All renewal attempts failed. The following certs could not be renewed:
  /etc/letsencrypt/live/home.mecallie.com/fullchain.pem (failure)
- - - - - - - - - - - - - - - - - - - - - - - - - - - - - - - - - - - - - - - -
1 renew failure(s), 0 parse failure(s)

IMPORTANT NOTES:
 - The following errors were reported by the server:

   Domain: home.mecallie.com
   Type:   connection
   Detail: Fetching
   http://home.mecallie.com/.well-known/acme-challenge/TLd0XbqcfelRRnMt1jkw38qvR4IqKxrcY22w8yyYAbI:
   Error getting validation data

   To fix these errors, please make sure that your domain name was
   entered correctly and the DNS A/AAAA record(s) for that domain
   contain(s) the right IP address. Additionally, please check that
   your computer has a publicly routable IP address and that no
   firewalls are preventing the server from communicating with the
   client. If you're using the webroot plugin, you should also verify
   that you are serving files from the webroot path you provided.

So the test goes fine now, but the actual renew still does not :?

Use the online tool to recheck your domain and to see the answer.

I did.

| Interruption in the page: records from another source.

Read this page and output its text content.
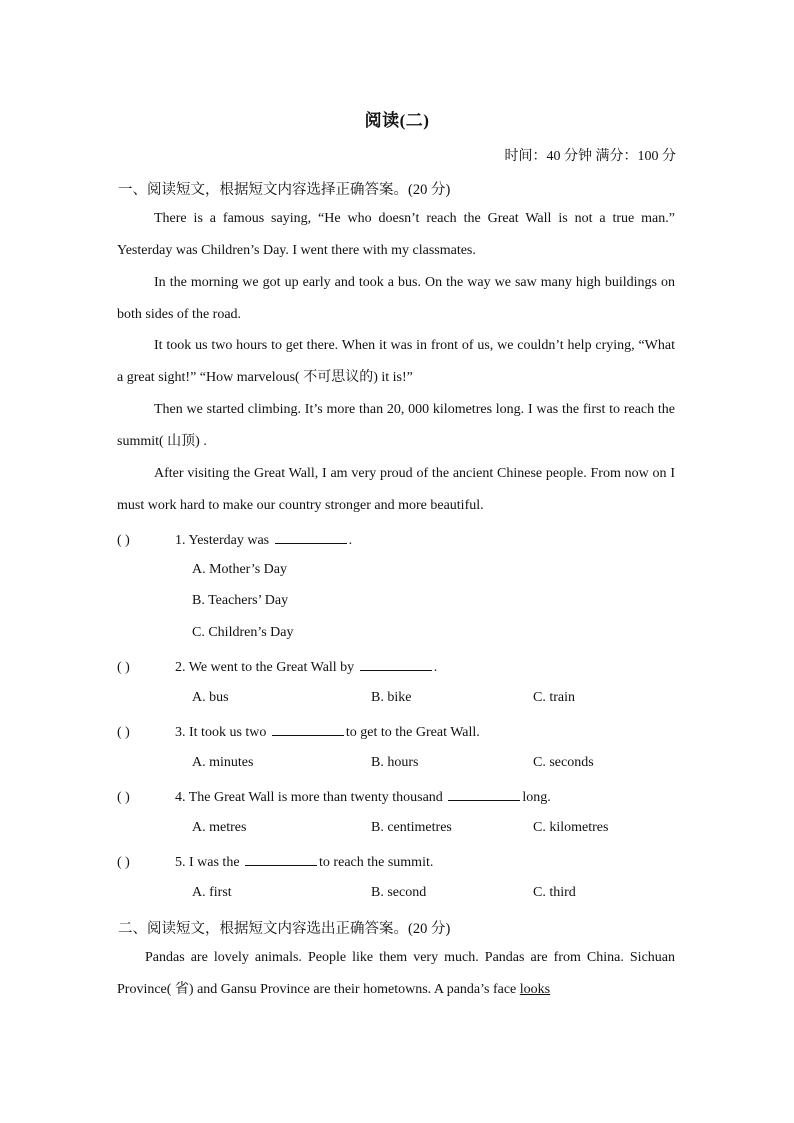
阅读(二)
时间：40 分钟 满分：100 分
一、阅读短文，根据短文内容选择正确答案。(20 分)
There is a famous saying, “He who doesn’t reach the Great Wall is not a true man.” Yesterday was Children’s Day. I went there with my classmates.
In the morning we got up early and took a bus. On the way we saw many high buildings on both sides of the road.
It took us two hours to get there. When it was in front of us, we couldn’t help crying, “What a great sight!” “How marvelous( 不可思议的) it is!”
Then we started climbing. It’s more than 20, 000 kilometres long. I was the first to reach the summit( 山顶) .
After visiting the Great Wall, I am very proud of the ancient Chinese people. From now on I must work hard to make our country stronger and more beautiful.
( )	1. Yesterday was	.
A. Mother’s Day
B. Teachers’ Day
C. Children’s Day
( )	2. We went to the Great Wall by	.
A. bus	B. bike	C. train
( )	3. It took us two	to get to the Great Wall.
A. minutes	B. hours	C. seconds
( )	4. The Great Wall is more than twenty thousand	long.
A. metres	B. centimetres	C. kilometres
( )	5. I was the	to reach the summit.
A. first	B. second	C. third
二、阅读短文，根据短文内容选出正确答案。(20 分)
Pandas are lovely animals. People like them very much. Pandas are from China. Sichuan Province( 省) and Gansu Province are their hometowns. A panda’s face looks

Am I correct in assuming that the answer is the fact that I get a 403 error instead of a 404?

You have to fix that.

Read

I gathered as much after reading that error. No idea why that starts happening all of a sudden. But does not seem to have anything to do with let’s encrypt but with the nginx/nextcloud config. I will check the Nextcloud forum. Thank you for your assistance.

This topic was automatically closed 30 days after the last reply. New replies are no longer allowed.